Georgia’s Brock Bowers was a spectator at the tight end group’s drills at the NFL scouting combine on Friday. (Photo by Stacy Revere/Getty Images)

That’s all a bit of a debate, depending who you talk to across the league. Some hard-liners spew battery acid when it comes to the subject. But if you’ve been around the NFL long enough, you have the institutional memory to know that group is shrinking in membership. Some yearning for the old days of everyone-doing-everything are cycling out of the game, while others are shrugging and pointing to lower levels of the game changing.

“Every step has been eroded over time,” one high-ranking AFC executive said. “Guys opt out of high school games, college bowls, all-star games, combine, pro days. It’s the new normal. The arrogance of it all. And it’s only going to get worse.”
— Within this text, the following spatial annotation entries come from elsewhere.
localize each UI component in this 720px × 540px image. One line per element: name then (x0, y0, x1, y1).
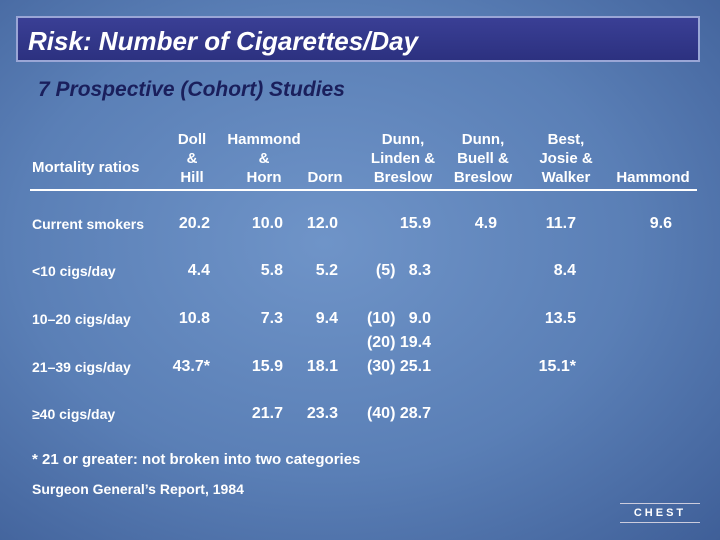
column-header: Hammond (616, 169, 690, 186)
header-rule (30, 189, 697, 191)
column-header: Dunn, (461, 131, 505, 148)
cell: 43.7* (172, 358, 210, 375)
cell: 8.4 (553, 262, 576, 279)
column-header: Breslow (373, 169, 433, 186)
source: Surgeon General’s Report, 1984 (32, 481, 244, 497)
title: Risk: Number of Cigarettes/Day (28, 26, 419, 56)
cell: 10.8 (178, 310, 210, 327)
cell: (10) 9.0 (366, 310, 431, 327)
cell: 23.3 (306, 405, 338, 422)
subtitle: 7 Prospective (Cohort) Studies (38, 78, 345, 101)
column-header: Dunn, (381, 131, 425, 148)
column-header: Breslow (453, 169, 513, 186)
cell: 12.0 (306, 215, 338, 232)
row-label: 10–20 cigs/day (32, 311, 131, 327)
cell: (40) 28.7 (366, 405, 431, 422)
cell: (5) 8.3 (375, 262, 431, 279)
row-label: ≥40 cigs/day (32, 406, 116, 422)
logo: CHEST (620, 503, 700, 523)
cell: 9.6 (649, 215, 672, 232)
cell: 5.8 (260, 262, 283, 279)
cell: 15.9 (251, 358, 283, 375)
column-header: & (258, 150, 270, 167)
cell: 18.1 (306, 358, 338, 375)
row-label: <10 cigs/day (32, 263, 116, 279)
column-header: Dorn (307, 169, 343, 186)
column-header: Hill (180, 169, 204, 186)
cell: 7.3 (260, 310, 283, 327)
column-header: Doll (177, 131, 207, 148)
column-header: Walker (541, 169, 591, 186)
column-header: Josie & (539, 150, 593, 167)
cell: 4.9 (474, 215, 497, 232)
cell: 11.7 (545, 215, 576, 232)
column-header: Best, (547, 131, 585, 148)
row-label: Current smokers (32, 216, 145, 232)
cell: 15.9 (399, 215, 431, 232)
cell: 10.0 (251, 215, 283, 232)
footnote: * 21 or greater: not broken into two cat… (32, 451, 361, 468)
cell: (20) 19.4 (366, 334, 431, 351)
column-header: Hammond (227, 131, 301, 148)
cell: 4.4 (187, 262, 210, 279)
title-bar: Risk: Number of Cigarettes/Day (16, 16, 700, 62)
cell: 21.7 (251, 405, 283, 422)
cell: 15.1* (538, 358, 576, 375)
cell: 5.2 (315, 262, 338, 279)
header-label: Mortality ratios (32, 159, 140, 176)
cell: (30) 25.1 (366, 358, 431, 375)
row-label: 21–39 cigs/day (32, 359, 131, 375)
cell: 13.5 (544, 310, 576, 327)
column-header: Buell & (457, 150, 509, 167)
column-header: & (186, 150, 198, 167)
cell: 9.4 (315, 310, 338, 327)
cell: 20.2 (178, 215, 210, 232)
column-header: Linden & (370, 150, 436, 167)
column-header: Horn (246, 169, 282, 186)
Or better, if you talk to agents who are protecting bottom lines and advising their players to avoid anything that has more downside than upside. A good example of that would be agencies such as Rosenhaus Sports and Athletes First instructing their clients to decline cognitive testing such as the S2 and Wonderlic exams. Historically, the Wonderlic had a propensity to see the worst scores leaked to the media in what was often framed as attempts to smear the draft value of players. And last year during the draft preparations, former Ohio State quarterback C.J. Stroud and others had poor S2 scores become a significant source of media coverage. That has led to a wide swath of agents advising their clients to refuse the tests — although to date, only Athletes First and Rosenhaus Sports have publicly confirmed that stance.

As one agent said this week: “Players are making better decisions when they only have something minimal, or nothing, to gain. And for a few guys, especially the best players, a lot of the parts of the combine are like that.”

Of course, the NFL has seen this coming for a while. As the league built the combine into an offseason tentpole event for television — becoming a precursor to the “Christmas in April” nature of the draft — there has been some growing discontent about the operation. Not so much from the NFL team owners or league office, which continue to imagine the combine becoming a traveling roadshow and larger driver of revenues. But definitely among the unpaid actors in the show, comprised of players who don’t really get any compensation out of the event beyond an opportunity to raise their profile and potentially improve their draft position.

For most, that’s more than enough for the tradeoff. Maybe even for the vast majority of the 300-plus players who travel to Indianapolis to be put through a rigorous medical exam and a battery of drills and interviews. But for the absolute elites who represent the spine of how a television show is built around the event, the tradeoff has appeared to be diminishing with each passing year.

This week, it reached a peak, with the three top quarterbacks pulling from the show, along with two elite receivers and the unquestioned top tight end. Next year, it could be more. All of which leaves the NFL with the challenge of reimagining an event — and the commercials touting it — that could lack the very best talent the television audience covets most.